SESSÃO DE 22 DE FEVEREIRO DE 1886 485
Ao ver que a todo o momento, e em todos os espiritos, tanto da maioria regeneradora, como da maioria progressista, se manifestaram vivas preocupações para se tratar com especial cuidado da questão dos cereaes, da questão dos azeites, da questão dos vinhos, e de muitas outras atinentes á agricultura, á industria e ao commercio; ao ver que de todos os lados se pedia a attenção dos poderes publicos para estas importantissimas questões, e com tal instancia, que os laços da disciplina partidaria algumas vezes foram aqui insuficientes para conter energicas reclamações e queixumes; ao ver as numerosas e repetidas representações, que os srs. deputados e dignos pares de todas as cores politicas traziam por esse motivo ao parlamento, convenci-me da necessidade da creação de um ministerio de agricultura e da industria, por me parecer que era impossível que um homem só, por maior que fosse a sua vontade e a sua intelligencia, pudesse prestar attenção aos negocios das obras publicas, sem sacrificar os interesses da agricultura e do commercio e industria, ou dar a attenção devida a estes, sem sacrificar os das obras publicas, que tambem não podem ser desprezados. E impossivel que um só homem possa dar attenção simultanea a todos estes assumptos; e foi o desejo de satisfazer a uma necessidade tão grande, que me levou a apresentar esta idéa aos meus amigos politicos, como um artigo do nosso futuro programma de governo. Todos a perfilharam como propria n'estas condições, e as declarações de agora, feitas pelo sr. presidente do conselho, são apenas a traducção desta nossa concordancia anterior.

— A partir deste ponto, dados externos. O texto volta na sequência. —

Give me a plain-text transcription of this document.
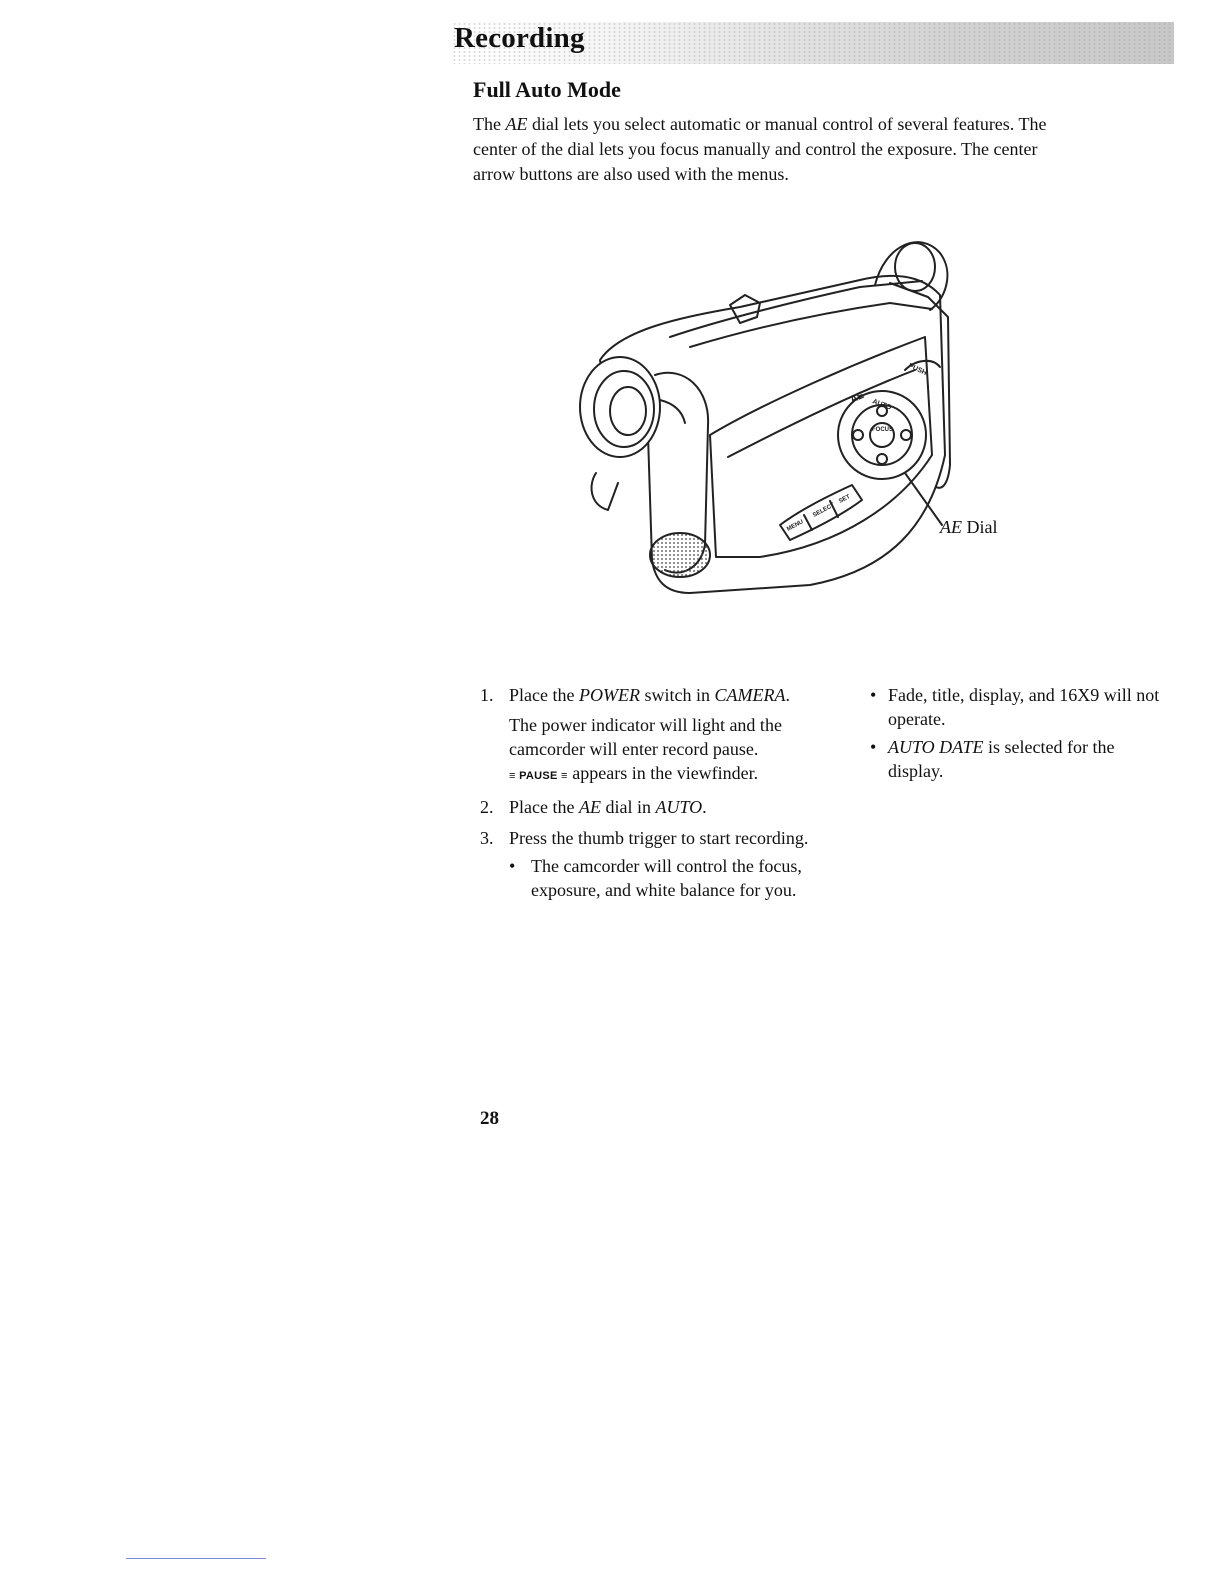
Recording
Full Auto Mode

The AE dial lets you select automatic or manual control of several features. The center of the dial lets you focus manually and control the exposure. The center arrow buttons are also used with the menus.

AE
PUSH
AUTO
FOCUS
MENU
SELECT
SET
AE Dial
1. Place the POWER switch in CAMERA.
The power indicator will light and the camcorder will enter record pause.
≡ PAUSE ≡ appears in the viewfinder.
2. Place the AE dial in AUTO.
3. Press the thumb trigger to start recording.
• The camcorder will control the focus, exposure, and white balance for you.
• Fade, title, display, and 16X9 will not operate.
• AUTO DATE is selected for the display.
28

A objecção do augmento da despeza, embora elle tenha de ser pequeno, acudiu-nos logo. O illustre deputado e meu amigo devia ter em attenção que a idéa do governo, conforme o acaba de declarar o sr. presidente do conselho, é fazer essa creação só depois de se fazerem economias que dêem para a pequena despeza que do novo ministerio provenha. Antes disso, não. Essa despeza ha de sair das economias feitas no proprio ministerio das obras publicas, considerado na sua situação actual.
O sr. Franco Castello Branco: - Registo a declaração.

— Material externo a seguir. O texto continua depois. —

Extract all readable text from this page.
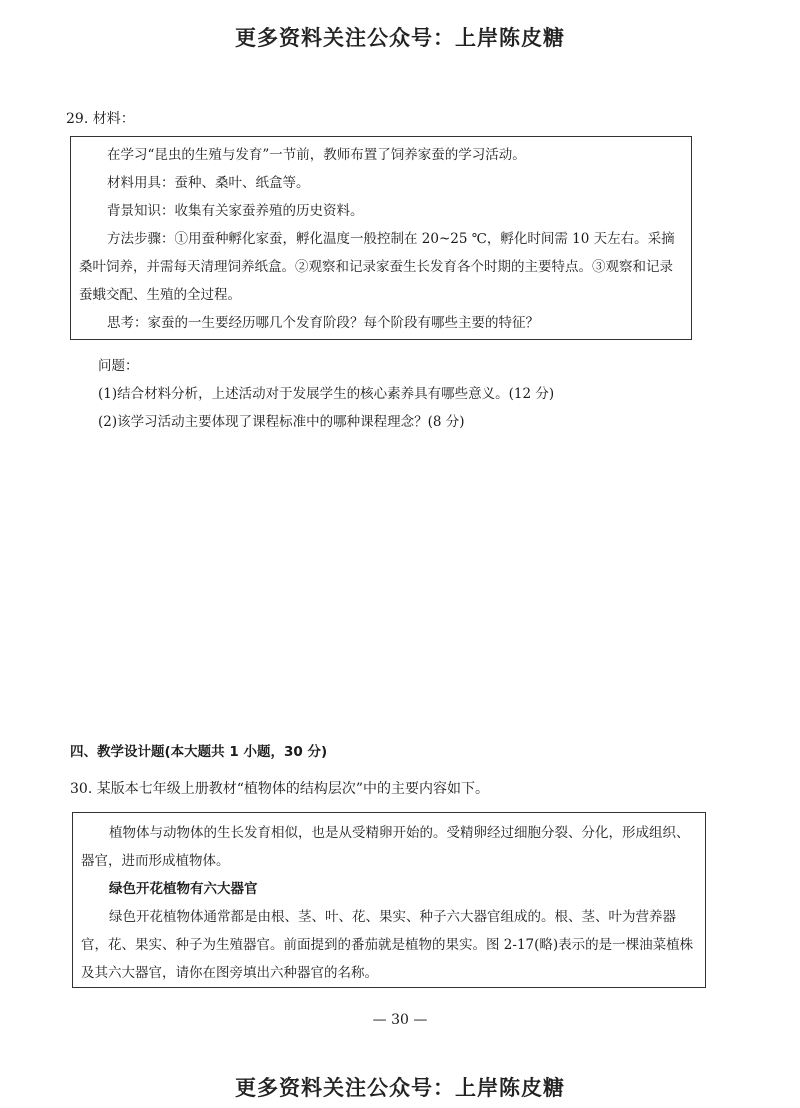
更多资料关注公众号：上岸陈皮糖
29. 材料：

在学习“昆虫的生殖与发育”一节前，教师布置了饲养家蚕的学习活动。

材料用具：蚕种、桑叶、纸盒等。

背景知识：收集有关家蚕养殖的历史资料。

方法步骤：①用蚕种孵化家蚕，孵化温度一般控制在 20~25 ℃，孵化时间需 10 天左右。采摘桑叶饲养，并需每天清理饲养纸盒。②观察和记录家蚕生长发育各个时期的主要特点。③观察和记录蚕蛾交配、生殖的全过程。

思考：家蚕的一生要经历哪几个发育阶段？每个阶段有哪些主要的特征？

问题：
(1)结合材料分析，上述活动对于发展学生的核心素养具有哪些意义。(12 分)
(2)该学习活动主要体现了课程标准中的哪种课程理念？(8 分)
四、教学设计题(本大题共 1 小题，30 分)
30. 某版本七年级上册教材“植物体的结构层次”中的主要内容如下。

植物体与动物体的生长发育相似，也是从受精卵开始的。受精卵经过细胞分裂、分化，形成组织、器官，进而形成植物体。

绿色开花植物有六大器官

绿色开花植物体通常都是由根、茎、叶、花、果实、种子六大器官组成的。根、茎、叶为营养器官，花、果实、种子为生殖器官。前面提到的番茄就是植物的果实。图 2-17(略)表示的是一棵油菜植株及其六大器官，请你在图旁填出六种器官的名称。

— 30 —
更多资料关注公众号：上岸陈皮糖
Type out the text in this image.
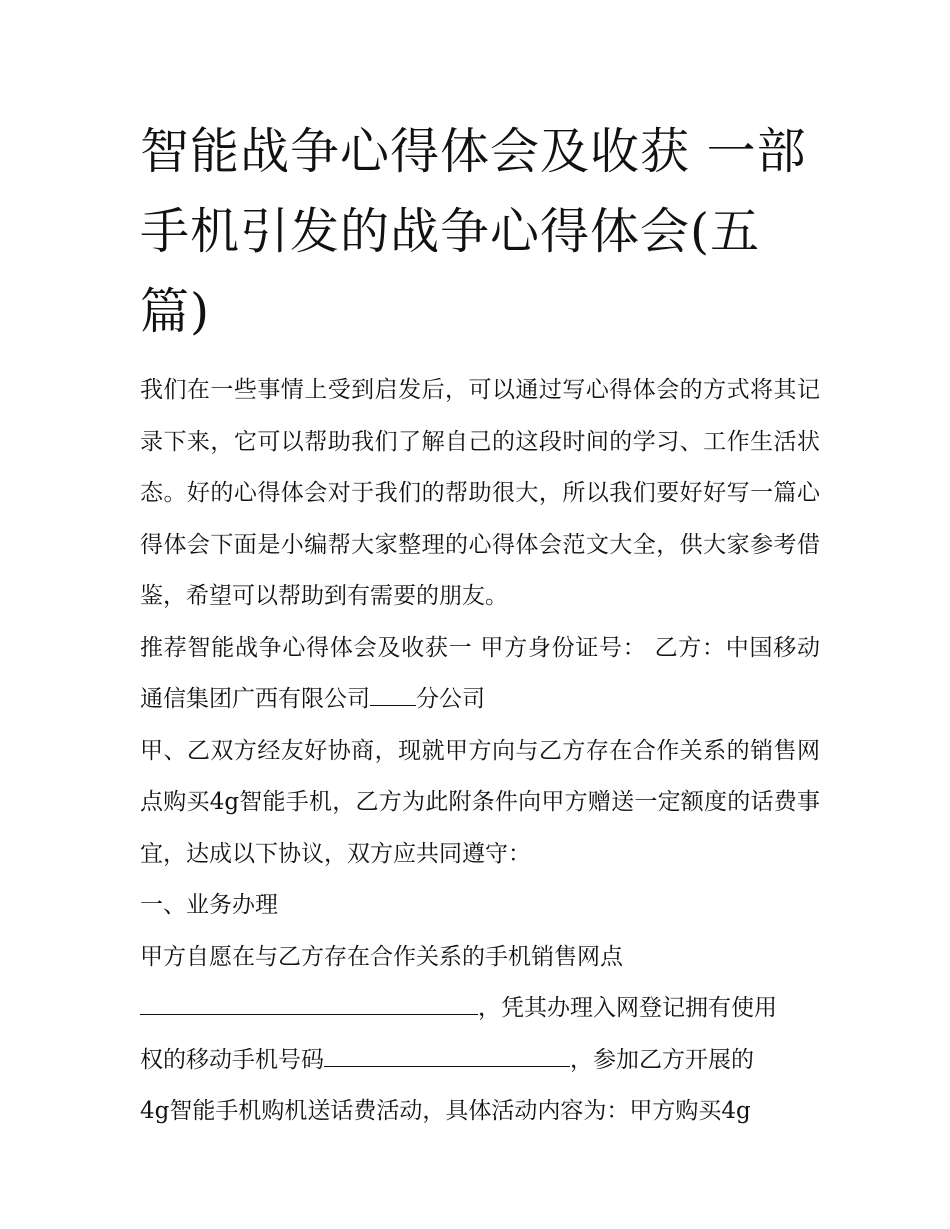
智能战争心得体会及收获 一部手机引发的战争心得体会(五篇)

我们在一些事情上受到启发后，可以通过写心得体会的方式将其记录下来，它可以帮助我们了解自己的这段时间的学习、工作生活状态。好的心得体会对于我们的帮助很大，所以我们要好好写一篇心得体会下面是小编帮大家整理的心得体会范文大全，供大家参考借鉴，希望可以帮助到有需要的朋友。

推荐智能战争心得体会及收获一 甲方身份证号： 乙方：中国移动通信集团广西有限公司 分公司

甲、乙双方经友好协商，现就甲方向与乙方存在合作关系的销售网点购买4g智能手机，乙方为此附条件向甲方赠送一定额度的话费事宜，达成以下协议，双方应共同遵守：

一、业务办理

甲方自愿在与乙方存在合作关系的手机销售网点
，凭其办理入网登记拥有使用
权的移动手机号码	，参加乙方开展的
4g智能手机购机送话费活动，具体活动内容为：甲方购买4g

O Orador: - Póde o illustre deputado registai a como um compromisso solemne. E é elle tanto mais facil, quanto é certo que no pessoal do ministerio das obras publicas ha mais do que o sobejo para se attender ás necessidades immediatas d'aquella organisação. Pessoal não falta. Para o ministerio da agricultura, commercio e industria, a par da melhor distribuição dos serviços, o que é preciso é crear o ministro, a cabeça dirigente. Um só ministro, por maior trabalho que tivesse, não poderia satisfazer a tudo. O pessoal existente, convenientemente aproveitado, pode.

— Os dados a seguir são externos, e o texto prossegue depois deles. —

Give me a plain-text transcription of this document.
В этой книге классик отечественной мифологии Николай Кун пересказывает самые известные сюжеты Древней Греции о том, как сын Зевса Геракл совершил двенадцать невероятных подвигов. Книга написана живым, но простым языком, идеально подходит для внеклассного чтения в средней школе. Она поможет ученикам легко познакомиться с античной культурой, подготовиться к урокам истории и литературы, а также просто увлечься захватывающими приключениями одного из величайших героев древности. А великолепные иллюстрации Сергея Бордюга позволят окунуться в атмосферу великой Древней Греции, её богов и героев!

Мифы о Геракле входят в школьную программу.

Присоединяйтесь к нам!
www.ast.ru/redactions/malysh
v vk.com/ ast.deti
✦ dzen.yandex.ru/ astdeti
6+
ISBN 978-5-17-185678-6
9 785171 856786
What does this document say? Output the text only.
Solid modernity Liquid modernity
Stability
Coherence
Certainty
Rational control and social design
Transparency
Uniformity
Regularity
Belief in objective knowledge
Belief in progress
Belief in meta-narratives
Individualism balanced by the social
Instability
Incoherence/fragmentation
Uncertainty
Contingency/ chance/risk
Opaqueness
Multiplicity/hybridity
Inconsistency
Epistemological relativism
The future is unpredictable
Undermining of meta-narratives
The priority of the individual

O illustre deputado ou algum dos seus collegas vae talvez accusar-me por eu ir satisfazer desde, já a uma das suas instancias. Disse s. exa. que o programma das economias ião póde ficar em affirmações vagas, e que o governo tinha obrigação de as traduzir em factos e de as precisar desde já, para justificar as suas declarações. Tenha o ilustre deputado paciência para aguardar os nossos actos. Por mim devo dizer, obtemperando a essa intimação, que antes de vir para esta casa, a primeira cousa que fiz ao entrar no ministerio das obras, publicas foi mandar suspender quaesquer actos de execução da classificação do pessoal de engenheria, ou a ella correlativos. Fiz isto com muita repugnância e com muita mágua, porque talvez se queira ter n'este meu procedimento menos consideração para com os cavalheiros que ainda ha pouco se sentavam n'estes logares, e que muito respeito.
Protesto que não houve o minimo proposito de desacatar ou nelindrar o meu illustre antecessor, e unicamente a sujeição ás rasões de ordem superior, que têem de inspirar a marcha do governo. A minha resolução não foi um acto de má politica, um desforço ou aggravo partidario; foi um acto de economia. Parece-me que, sendo o programma do governo a reducção nas despezas, eu não podia deixar de suspender desde já aquella classificação para todos os seus effeitos, a fim de não deixar consummar actos que podiam depois invocar-se como direitos adquiridos e que seriam talvez poderoso embaraço a uma reorganização dos respectivos serviços, como supponho poder fazer-se sem prejuizo para esses serviços e com proveito para o thesouro. (Apoiados.)
Por este motivo, e para poder considerar devidamente as reclamações, que começam de apparecer, mandei suspender quaesquer actos de execução d'aquella classificação. Repito que o fiz com mágua, sem o minimo proposito de melindrar o meu antecessor, e unicamente para obedecer á orientação governativa, que as circumstancias e a opinião publica imperiosamente impõem ao actual ministério. (Apoiados.)
Sei que não se podem fazer economias sem offender interesses. O dinheiro que se poupa para o thesouro, é claro que deixa de entrar no bolso de alguem. Mas o que importa é verificar se esses interesses são legitimos, e até que ponto o são. Augmentos de despeza, que em dadas circumstancias financeiras são desculpáveis, podem tornar-se absoluctamente insustentaveis, porque acima de todos está o direito e o interesso sacratíssimo de não se obrigar o paiz a pagar mais do que rasoavelmente o consentem as suas forças. (Apoiados.)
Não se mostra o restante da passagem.